Big software, like ERP solutions from vendors like SAP and Oracle are what most large business use to run their operations.  From supply chain logistics controlling how much product to order, from which supplier, at what price to human resources management solutions which help organizations keep track of their inventory of talent and produce payroll – it’s all part of what is called Enterprise Applications.  Since the death of the mainframe, Enterprise Applications have been the lifeblood of many IT organizations and one of the largest initiatives on the mind of a typical CIO.
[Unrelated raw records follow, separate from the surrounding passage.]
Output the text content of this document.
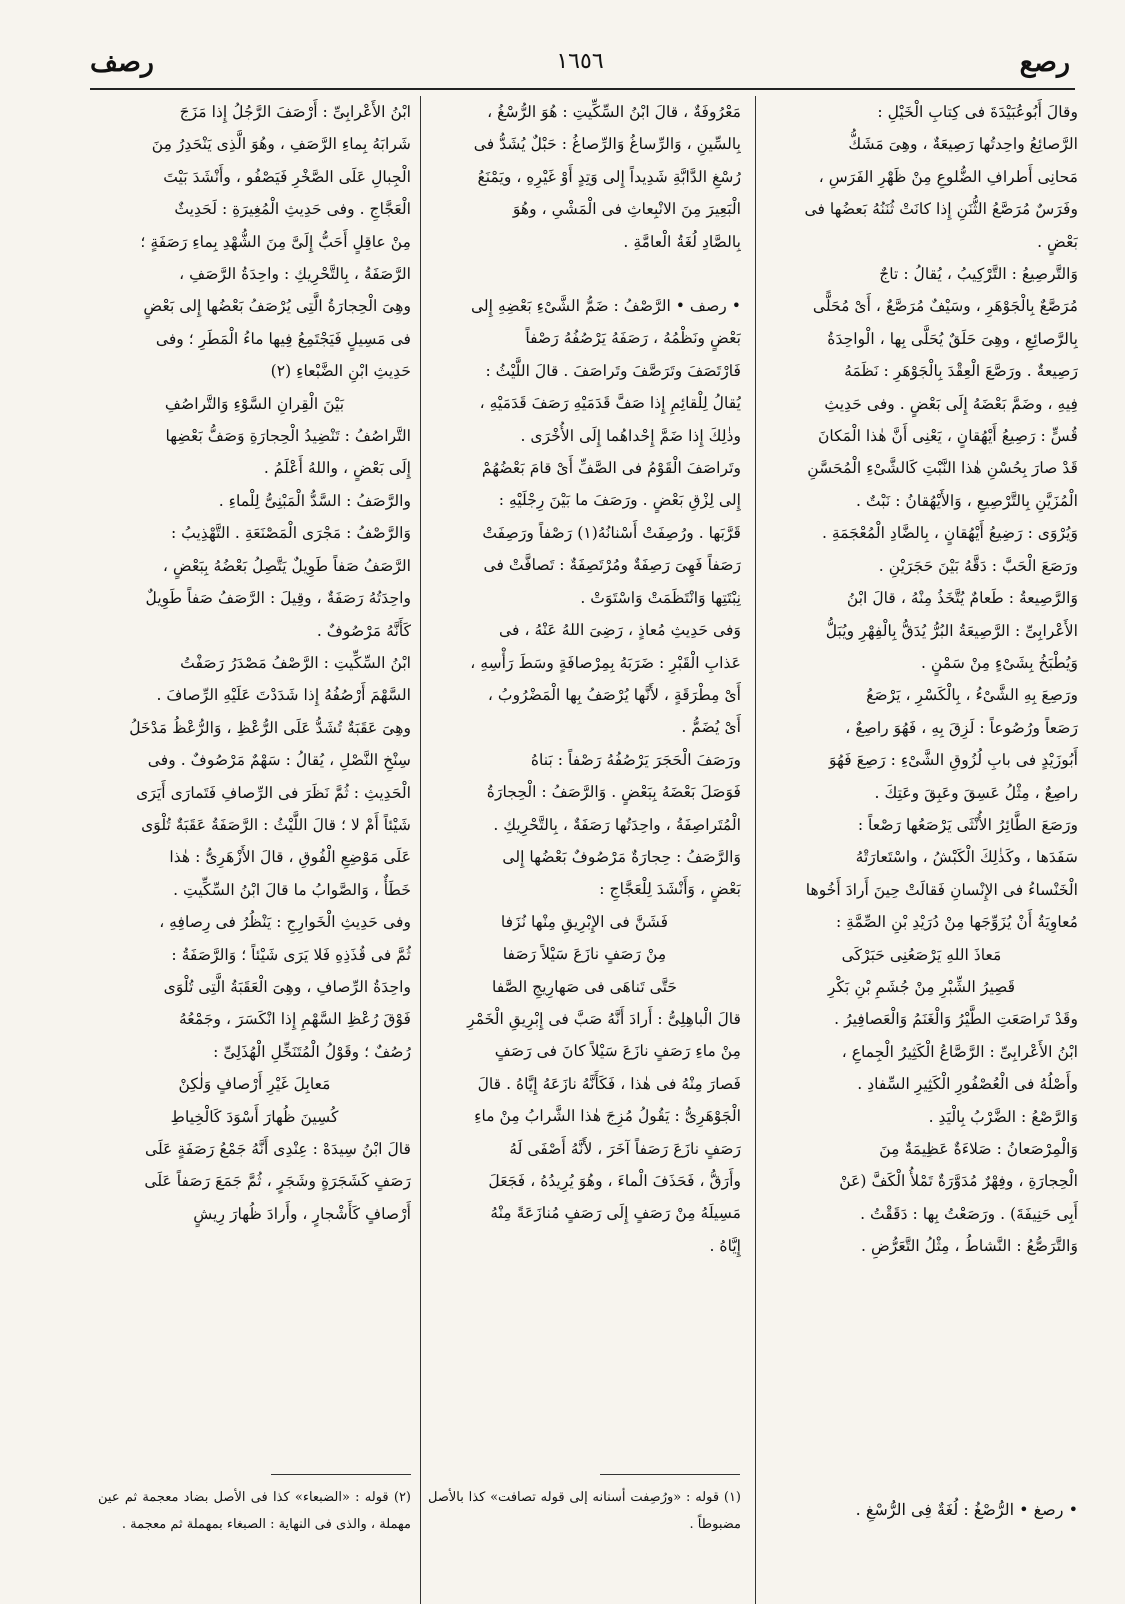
رصع
١٦٥٦
رصف

وقالَ أَبُوعُبَيْدَةَ فى كِتابِ الْخَيْلِ :

الرَّصائِعُ واحِدتُها رَصِيعَةٌ ، وهِىَ مَشَكُّ

مَحانِى أَطرافِ الضُّلوعِ مِنْ ظَهْرِ الفَرَسِ ،

وفَرَسٌ مُرَصَّعُ الثُّنَنِ إِذا كانَتْ ثُنَنُهُ بَعضُها فى

بَعْضٍ .

وَالتَّرصِيعُ : التَّرْكِيبُ ، يُقالُ : تاجٌ

مُرَصَّعٌ بِالْجَوْهَرِ ، وسَيْفٌ مُرَصَّعٌ ، أَىْ مُحَلًّى

بِالرَّصائِعِ ، وهِىَ حَلَقٌ يُحَلَّى بِها ، الْواحِدَةُ

رَصِيعةٌ . ورَصَّعَ الْعِقْدَ بِالْجَوْهَرِ : نَظَمَهُ

فِيهِ ، وضَمَّ بَعْضَهُ إِلَى بَعْضٍ . وفى حَدِيثِ

قُسٍّ : رَصِيعُ أَيْهُقانٍ ، يَعْنِى أَنَّ هٰذا الْمَكانَ

قَدْ صارَ بِحُسْنِ هٰذا النَّبْتِ كَالشَّىْءِ الْمُحَسَّنِ

الْمُزَيَّنِ بِالتَّرْصِيعِ ، وَالأَيْهُقانُ : نَبْتٌ .

وَيُرْوَى : رَضِيعُ أَيْهُقانٍ ، بِالضَّادِ الْمُعْجَمَةِ .

ورَصَعَ الْحَبَّ : دَقَّهُ بَيْنَ حَجَرَيْنِ .

وَالرَّصِيعةُ : طَعامٌ يُتَّخَذُ مِنْهُ ، قالَ ابْنُ

الأَعْرابِىِّ : الرَّصِيعَةُ البُرُّ يُدَقُّ بِالْفِهْرِ ويُبَلُّ

وَيُطْبَخُ بِشَىْءٍ مِنْ سَمْنٍ .

ورَصِعَ بِهِ الشَّىْءُ ، بِالْكَسْرِ ، يَرْصَعُ

رَصَعاً ورُصُوعاً : لَزِقَ بِهِ ، فَهُوَ راصِعٌ ،

أَبُوزَيْدٍ فى بابِ لُزُوقِ الشَّىْءِ : رَصِعَ فَهُوَ

راصِعٌ ، مِثْلُ عَسِقَ وعَبِقَ وعَتِكَ .

ورَصَعَ الطَّائِرُ الأُنْثَى يَرْصَعُها رَصْعاً :

سَفَدَها ، وكَذٰلِكَ الْكَبْشُ ، واسْتَعارَتْهُ

الْخَنْساءُ فى الإِنْسانِ فَقالَتْ حِينَ أَرادَ أَخُوها

مُعاوِيَةُ أَنْ يُزَوِّجَها مِنْ دُرَيْدِ بْنِ الصِّمَّةِ :

مَعاذَ اللهِ يَرْصَعُنِى حَبَرْكَى

قَصِيرُ الشِّبْرِ مِنْ جُشَمِ بْنِ بَكْرِ

وقَدْ تَراصَعَتِ الطَّيْرُ وَالْغَنَمُ وَالْعَصافِيرُ .

ابْنُ الأَعْرابِىِّ : الرَّصَّاعُ الْكَثِيرُ الْجِماعِ ،

وأَصْلُهُ فى الْعُصْفُورِ الْكَثِيرِ السِّفادِ .

وَالرَّصْعُ : الضَّرْبُ بِالْيَدِ .

وَالْمِرْصَعانُ : صَلاءَةٌ عَظِيمَةٌ مِنَ

الْحِجارَةِ ، وفِهْرٌ مُدَوَّرَةٌ تَمْلأُ الْكَفَّ (عَنْ

أَبِى حَنِيفَةَ) . ورَصَعْتُ بِها : دَقَقْتُ .

وَالتَّرَصُّعُ : النَّشاطُ ، مِثْلُ التَّعَرُّضِ .

مَعْرُوفَةٌ ، قالَ ابْنُ السِّكِّيتِ : هُوَ الرُّسْغُ ،

بِالسِّينِ ، وَالرِّساغُ وَالرِّصاغُ : حَبْلٌ يُشَدُّ فى

رُسْغِ الدَّابَّةِ شَدِيداً إِلى وَتِدٍ أَوْ غَيْرِهِ ، ويَمْنَعُ

الْبَعِيرَ مِنَ الانْبِعاثِ فى الْمَشْىِ ، وهُوَ

بِالصَّادِ لُغَةُ الْعامَّةِ .

• رصف • الرَّصْفُ : ضَمُّ الشَّىْءِ بَعْضِهِ إِلى

بَعْضٍ ونَظْمُهُ ، رَصَفَهُ يَرْصُفُهُ رَصْفاً

فَارْتَصَفَ وتَرَصَّفَ وتَراصَفَ . قالَ اللَّيْثُ :

يُقالُ لِلْقائِمِ إِذا صَفَّ قَدَمَيْهِ رَصَفَ قَدَمَيْهِ ،

وذٰلِكَ إِذا ضَمَّ إِحْداهُما إِلَى الأُخْرَى .

وتَراصَفَ الْقَوْمُ فى الصَّفِّ أَىْ قامَ بَعْضُهُمْ

إِلى لِزْقِ بَعْضٍ . ورَصَفَ ما بَيْنَ رِجْلَيْهِ :

قَرَّبَها . ورُصِفَتْ أَسْنانُهُ(١) رَصْفاً ورَصِفَتْ

رَصَفاً فَهِىَ رَصِفَةٌ ومُرْتَصِفَةٌ : تَصافَّتْ فى

نِبْتَتِها وَانْتَظَمَتْ وَاسْتَوَتْ .

وَفى حَدِيثِ مُعاذٍ ، رَضِىَ اللهُ عَنْهُ ، فى

عَذابِ الْقَبْرِ : ضَرَبَهُ بِمِرْصافَةٍ وسَطَ رَأْسِهِ ،

أَىْ مِطْرَقَةٍ ، لأَنَّها يُرْصَفُ بِها الْمَضْرُوبُ ،

أَىْ يُضَمُّ .

ورَصَفَ الْحَجَرَ يَرْصُفُهُ رَصْفاً : بَناهُ

فَوَصَلَ بَعْضَهُ بِبَعْضٍ . وَالرَّصَفُ : الْحِجارَةُ

الْمُتَراصِفَةُ ، واحِدَتُها رَصَفَةٌ ، بِالتَّحْرِيكِ .

وَالرَّصَفُ : حِجارَةٌ مَرْصُوفٌ بَعْضُها إِلى

بَعْضٍ ، وَأَنْشَدَ لِلْعَجَّاجِ :

فَشَنَّ فى الإِبْرِيقِ مِنْها نُزَفا

مِنْ رَصَفٍ نازَعَ سَيْلاً رَصَفا

حَتَّى تَناهَى فى صَهارِيجِ الصَّفا

قالَ الْباهِلِىُّ : أَرادَ أَنَّهُ صَبَّ فى إِبْرِيقِ الْخَمْرِ

مِنْ ماءِ رَصَفٍ نازَعَ سَيْلاً كانَ فى رَصَفٍ

فَصارَ مِنْهُ فى هٰذا ، فَكَأَنَّهُ نازَعَهُ إِيَّاهُ . قالَ

الْجَوْهَرِىُّ : يَقُولُ مُزِجَ هٰذا الشَّرابُ مِنْ ماءِ

رَصَفٍ نازَعَ رَصَفاً آخَرَ ، لأَنَّهُ أَصْفَى لَهُ

وأَرَقُّ ، فَحَذَفَ الْماءَ ، وهُوَ يُرِيدُهُ ، فَجَعَلَ

مَسِيلَهُ مِنْ رَصَفٍ إِلَى رَصَفٍ مُنازَعَةً مِنْهُ

إِيَّاهُ .

ابْنُ الأَعْرابِىِّ : أَرْصَفَ الرَّجُلُ إِذا مَزَجَ

شَرابَهُ بِماءِ الرَّصَفِ ، وهُوَ الَّذِى يَنْحَدِرُ مِنَ

الْجِبالِ عَلَى الصَّخْرِ فَيَصْفُو ، وأَنْشَدَ بَيْتَ

الْعَجَّاجِ . وفى حَدِيثِ الْمُغِيرَةِ : لَحَدِيثٌ

مِنْ عاقِلٍ أَحَبُّ إِلَىَّ مِنَ الشُّهْدِ بِماءِ رَصَفَةٍ ؛

الرَّصَفَةُ ، بِالتَّحْرِيكِ : واحِدَةُ الرَّصَفِ ،

وهِىَ الْحِجارَةُ الَّتِى يُرْصَفُ بَعْضُها إِلى بَعْضٍ

فى مَسِيلٍ فَيَجْتَمِعُ فِيها ماءُ الْمَطَرِ ؛ وفى

حَدِيثِ ابْنِ الضَّبْعاءِ (٢)

بَيْنَ الْقِرانِ السَّوْءِ وَالتَّراصُفِ

التَّراصُفُ : تَنْضِيدُ الْحِجارَةِ وَصَفُّ بَعْضِها

إِلَى بَعْضٍ ، واللهُ أَعْلَمُ .

والرَّصَفُ : السَّدُّ الْمَبْنِىُّ لِلْماءِ .

وَالرَّصْفُ : مَجْرَى الْمَصْنَعَةِ . التَّهْذِيبُ :

الرَّصَفُ صَفاً طَوِيلٌ يَتَّصِلُ بَعْضُهُ بِبَعْضٍ ،

واحِدَتُهُ رَصَفَةٌ ، وقِيلَ : الرَّصَفُ صَفاً طَوِيلٌ

كَأَنَّهُ مَرْصُوفٌ .

ابْنُ السِّكِّيتِ : الرَّصْفُ مَصْدَرُ رَصَفْتُ

السَّهْمَ أَرْصُفُهُ إِذا شَدَدْتَ عَلَيْهِ الرِّصافَ .

وهِىَ عَقَبَةٌ تُشَدُّ عَلَى الرُّعْظِ ، وَالرُّعْظُ مَدْخَلُ

سِنْخِ النَّصْلِ ، يُقالُ : سَهْمٌ مَرْصُوفٌ . وفى

الْحَدِيثِ : ثُمَّ نَظَرَ فى الرِّصافِ فَتَمارَى أَيَرَى

شَيْئاً أَمْ لا ؛ قالَ اللَّيْثُ : الرَّصَفَةُ عَقَبَةٌ تُلْوَى

عَلَى مَوْضِعِ الْفُوقِ ، قالَ الأَزْهَرِىُّ : هٰذا

خَطَأٌ ، وَالصَّوابُ ما قالَ ابْنُ السِّكِّيتِ .

وفى حَدِيثِ الْخَوارِجِ : يَنْظُرُ فى رِصافِهِ ،

ثُمَّ فى قُذَذِهِ فَلا يَرَى شَيْئاً ؛ وَالرَّصَفَةُ :

واحِدَةُ الرِّصافِ ، وهِىَ الْعَقَبَةُ الَّتِى تُلْوَى

فَوْقَ رُعْظِ السَّهْمِ إِذا انْكَسَرَ ، وجَمْعُهُ

رُصُفٌ ؛ وقَوْلُ الْمُتَنَخِّلِ الْهُذَلِىِّ :

مَعابِلَ غَيْرِ أَرْصافٍ وَلٰكِنْ

كُسِينَ ظُهارَ أَسْوَدَ كَالْخِياطِ

قالَ ابْنُ سِيدَهْ : عِنْدِى أَنَّهُ جَمْعُ رَصَفَةٍ عَلَى

رَصَفٍ كَشَجَرَةٍ وشَجَرٍ ، ثُمَّ جَمَعَ رَصَفاً عَلَى

أَرْصافٍ كَأَشْجارٍ ، وأَرادَ ظُهارَ رِيشٍ

• رصغ • الرُّصْغُ : لُغَةٌ فِى الرُّسْغِ .
(١) قوله : «ورُصِفت أسنانه إلى قوله تصافت» كذا بالأصل مضبوطاً .
(٢) قوله : «الضبعاء» كذا فى الأصل بضاد معجمة ثم عين مهملة ، والذى فى النهاية : الصبغاء بمهملة ثم معجمة .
How do we know that what the top priorities of a CIO are?  To help answer this questions, analysts from Gartner publish the results of their annual Executive Program CIO Survey which queries over 1,500 CIOs on their top priorities for the year.  In the 2010 survey there was a remarkable absence from the top 10 priorities – Enterprise Applications

Gartner Executive Program CIO Survey, January 2010

After ranking as the second most pressing priority for CIOs, Enterprise Applications suddenly fell out of the top 10 slots.  Equally interesting is that Cloud Computing has quickly shot up from #16 in 2009 and not ranked before then to #2 on the list.

While there are a number of questions that this study raises, the specific ones to consider for this post are:

  1. Is the sudden and dramatic shift in Cloud Computing an anomaly or an indication of something more substantial?
  2. How does Business Intelligence go from #1 to #5 behind several relatively new topics?
  3. Is the substantial decline of Enterprise Software’s ranking related to the sudden increase in focus on Cloud Computing?
  4. Is Enterprise Software Dead?

I have my own perspective on this one and will share it in a future post.  Meanwhile, I would welcome your thoughts on this topic.  Please join in the conversation by posting your comments.

2 thoughts on “Is Enterprise Software Dead?

  1. I would have to agree and disagree. I don’t think that it’s dead, but I do think they need to adjust their philosophy otherwise they will continue to lose alot of market share to quicker, more nimble cloud companies.

    They will always have those huge clients that will always need huge tailored software, but how many of those smaller to medium sized clients are only using the software because it’s the only choice? Alternatives are popping up at an alarming rate.